The doctors at Berks Oral Surgery are specialists highly trained to manage the treatment of facial injuries involving the mouth, face and jaws. There are a number of possible causes of facial injuries. Falls, car accidents, sports injuries, interpersonal violence and work place accidents account for many. Facial trauma can range from injuries to the teeth to extremely severe injuries to the skin and bones of the face. Many patients with facial injuries are first seen in the emergency room and then referred to an oral and maxillofacial surgeon for further treatment. Our doctors are part of the trauma team at the Reading Hospital and also cover the emergency room at St. Josephs Hospital.
INJURIES TO THE TEETH
Oral & maxillofacial surgeons treat fractures that involve the bone that supports the teeth (alveolus) and also are specialists in replacing “knocked out” or displaced teeth. These types of injuries involve some type of “splinting” or bonding teeth together to stabilize the involved teeth while they heal. A “knocked out” tooth should be placed in milk or dilute salt water until you get to the surgeon. Do not wipe off or attempt to clean the root surface as this disturbs the viable ligament that is still attached. Time is of the essence and you should seek treatment as soon as possible. In the event that the tooth cannot be saved, a dental implant can also be utilized to replace the missing tooth.
INJURIES TO SOFT TISSUES
Facial injuries are often complicated by lacerations of the skin and intra-oral tissues. These are carefully repaired by suturing. Our doctors are trained, skilled and uniquely qualified to manage these complex and esthetically demanding facial injuries.
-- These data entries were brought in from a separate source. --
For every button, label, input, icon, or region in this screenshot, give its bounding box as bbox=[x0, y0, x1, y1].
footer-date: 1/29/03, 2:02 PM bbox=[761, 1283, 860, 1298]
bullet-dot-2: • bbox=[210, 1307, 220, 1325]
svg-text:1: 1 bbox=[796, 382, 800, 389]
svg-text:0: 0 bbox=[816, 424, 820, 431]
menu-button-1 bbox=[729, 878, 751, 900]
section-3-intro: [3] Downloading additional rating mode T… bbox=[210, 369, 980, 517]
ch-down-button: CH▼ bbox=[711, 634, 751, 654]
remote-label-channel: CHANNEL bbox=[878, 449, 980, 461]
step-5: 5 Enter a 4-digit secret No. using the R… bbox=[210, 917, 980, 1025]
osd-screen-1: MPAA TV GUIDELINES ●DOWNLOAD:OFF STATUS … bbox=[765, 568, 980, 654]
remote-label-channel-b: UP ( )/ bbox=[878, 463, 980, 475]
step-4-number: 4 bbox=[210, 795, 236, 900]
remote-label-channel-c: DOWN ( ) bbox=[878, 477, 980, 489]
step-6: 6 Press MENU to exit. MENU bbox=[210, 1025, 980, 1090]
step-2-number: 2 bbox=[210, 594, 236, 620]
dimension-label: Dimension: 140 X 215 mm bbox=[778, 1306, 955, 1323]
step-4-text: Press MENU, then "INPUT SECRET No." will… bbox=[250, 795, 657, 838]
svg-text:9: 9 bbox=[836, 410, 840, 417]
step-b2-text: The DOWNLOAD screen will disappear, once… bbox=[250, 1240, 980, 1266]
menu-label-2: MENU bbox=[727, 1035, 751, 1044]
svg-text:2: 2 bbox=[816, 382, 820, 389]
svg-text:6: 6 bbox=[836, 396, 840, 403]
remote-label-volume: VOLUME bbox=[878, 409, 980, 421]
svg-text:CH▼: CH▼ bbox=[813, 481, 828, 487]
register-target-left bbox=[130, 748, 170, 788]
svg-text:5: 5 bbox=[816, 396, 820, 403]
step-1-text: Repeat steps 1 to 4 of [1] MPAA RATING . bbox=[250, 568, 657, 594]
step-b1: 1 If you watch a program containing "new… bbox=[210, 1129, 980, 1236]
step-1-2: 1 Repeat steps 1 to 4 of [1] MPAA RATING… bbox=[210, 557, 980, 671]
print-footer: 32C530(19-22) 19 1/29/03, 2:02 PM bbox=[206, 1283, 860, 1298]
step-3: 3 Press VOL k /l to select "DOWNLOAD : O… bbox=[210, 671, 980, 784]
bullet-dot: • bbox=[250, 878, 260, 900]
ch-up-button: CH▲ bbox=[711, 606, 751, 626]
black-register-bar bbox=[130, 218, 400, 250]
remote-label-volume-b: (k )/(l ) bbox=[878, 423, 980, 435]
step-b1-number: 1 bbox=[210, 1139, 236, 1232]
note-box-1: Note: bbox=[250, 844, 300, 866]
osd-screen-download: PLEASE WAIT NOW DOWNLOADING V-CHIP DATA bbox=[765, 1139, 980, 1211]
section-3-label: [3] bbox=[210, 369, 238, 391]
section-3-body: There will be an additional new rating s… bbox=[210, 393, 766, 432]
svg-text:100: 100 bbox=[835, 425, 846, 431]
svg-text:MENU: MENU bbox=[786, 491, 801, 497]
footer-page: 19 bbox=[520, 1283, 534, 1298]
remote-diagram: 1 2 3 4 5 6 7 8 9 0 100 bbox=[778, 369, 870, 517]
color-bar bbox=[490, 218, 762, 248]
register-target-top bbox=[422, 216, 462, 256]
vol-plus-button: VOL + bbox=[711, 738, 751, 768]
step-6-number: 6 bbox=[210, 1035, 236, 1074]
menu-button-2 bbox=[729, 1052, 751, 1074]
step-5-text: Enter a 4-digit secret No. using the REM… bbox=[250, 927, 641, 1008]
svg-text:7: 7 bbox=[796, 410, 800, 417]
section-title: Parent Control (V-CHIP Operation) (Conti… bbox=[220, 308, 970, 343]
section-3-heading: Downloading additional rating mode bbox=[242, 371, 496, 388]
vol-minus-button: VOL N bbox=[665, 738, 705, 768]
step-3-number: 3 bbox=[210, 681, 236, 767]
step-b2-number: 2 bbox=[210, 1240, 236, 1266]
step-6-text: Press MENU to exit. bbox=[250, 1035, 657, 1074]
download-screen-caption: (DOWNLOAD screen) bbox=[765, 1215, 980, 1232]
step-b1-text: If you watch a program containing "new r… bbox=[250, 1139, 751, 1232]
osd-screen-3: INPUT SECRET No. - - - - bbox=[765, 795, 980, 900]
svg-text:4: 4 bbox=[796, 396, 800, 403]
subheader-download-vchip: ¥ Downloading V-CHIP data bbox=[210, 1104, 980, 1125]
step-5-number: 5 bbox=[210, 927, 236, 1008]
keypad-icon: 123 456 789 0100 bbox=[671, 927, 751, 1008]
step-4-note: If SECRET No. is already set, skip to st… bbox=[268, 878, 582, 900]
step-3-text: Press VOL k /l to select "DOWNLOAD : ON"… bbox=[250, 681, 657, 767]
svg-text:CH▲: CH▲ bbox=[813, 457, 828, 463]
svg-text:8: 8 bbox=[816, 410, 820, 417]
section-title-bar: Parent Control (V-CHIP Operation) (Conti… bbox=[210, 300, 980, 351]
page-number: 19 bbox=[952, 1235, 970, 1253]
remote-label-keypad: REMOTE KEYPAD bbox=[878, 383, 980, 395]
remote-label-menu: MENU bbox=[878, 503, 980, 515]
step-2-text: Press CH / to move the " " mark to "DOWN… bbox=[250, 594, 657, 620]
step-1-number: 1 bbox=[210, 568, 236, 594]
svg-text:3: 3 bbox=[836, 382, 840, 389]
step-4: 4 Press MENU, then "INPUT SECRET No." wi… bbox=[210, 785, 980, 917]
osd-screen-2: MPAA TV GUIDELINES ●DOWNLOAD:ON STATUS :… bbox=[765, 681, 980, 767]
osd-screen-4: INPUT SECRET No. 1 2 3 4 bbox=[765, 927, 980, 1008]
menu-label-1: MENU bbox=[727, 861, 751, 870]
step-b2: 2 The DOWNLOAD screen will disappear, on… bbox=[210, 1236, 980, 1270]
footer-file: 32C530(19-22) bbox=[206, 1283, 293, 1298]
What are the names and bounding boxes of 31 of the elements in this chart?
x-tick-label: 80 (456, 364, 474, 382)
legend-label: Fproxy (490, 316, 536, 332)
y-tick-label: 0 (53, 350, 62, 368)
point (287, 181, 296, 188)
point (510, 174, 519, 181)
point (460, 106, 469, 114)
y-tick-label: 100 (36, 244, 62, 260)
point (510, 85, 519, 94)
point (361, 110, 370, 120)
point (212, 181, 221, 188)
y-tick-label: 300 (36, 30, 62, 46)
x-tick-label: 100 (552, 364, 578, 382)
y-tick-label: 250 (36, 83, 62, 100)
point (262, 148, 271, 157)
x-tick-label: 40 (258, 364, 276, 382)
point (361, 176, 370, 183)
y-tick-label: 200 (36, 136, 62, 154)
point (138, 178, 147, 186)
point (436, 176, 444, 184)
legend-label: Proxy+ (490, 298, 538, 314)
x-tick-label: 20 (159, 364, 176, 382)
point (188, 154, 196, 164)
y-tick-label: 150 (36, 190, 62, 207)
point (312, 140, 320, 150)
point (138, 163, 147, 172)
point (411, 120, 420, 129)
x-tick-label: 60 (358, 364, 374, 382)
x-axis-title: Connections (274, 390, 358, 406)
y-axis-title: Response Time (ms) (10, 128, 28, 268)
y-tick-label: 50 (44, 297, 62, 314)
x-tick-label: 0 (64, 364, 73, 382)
The treatment of jaw and facial bone fractures is similar to the way fractures in other parts of the body are treated. If you break your arm, a cast is often placed to stabilize the bone to allow for healing. Since a cast cannot be placed on the face, other techniques are utilized to fixate and stabilize facial bone fractures. One way to treat these fractures involves wiring the teeth together. Other types of fractures are stabilized by the use of small bone plates. This is called rigid fixation and often does not require wiring the jaws together thus allowing the patient to return to normal function sooner. An attempt is always made to do these procedures from inside the mouth. When skin incisions are necessary, they are designed to be small and usually placed in an area that the resultant scar is “hidden”.
Facial injuries by their very nature, impart a high degree of emotional as well as physical trauma to patients. The science and art of treating these injuries requires special training involving “hands on” experience and an understanding of how the treatment provided will influence the patient’s function and appearance.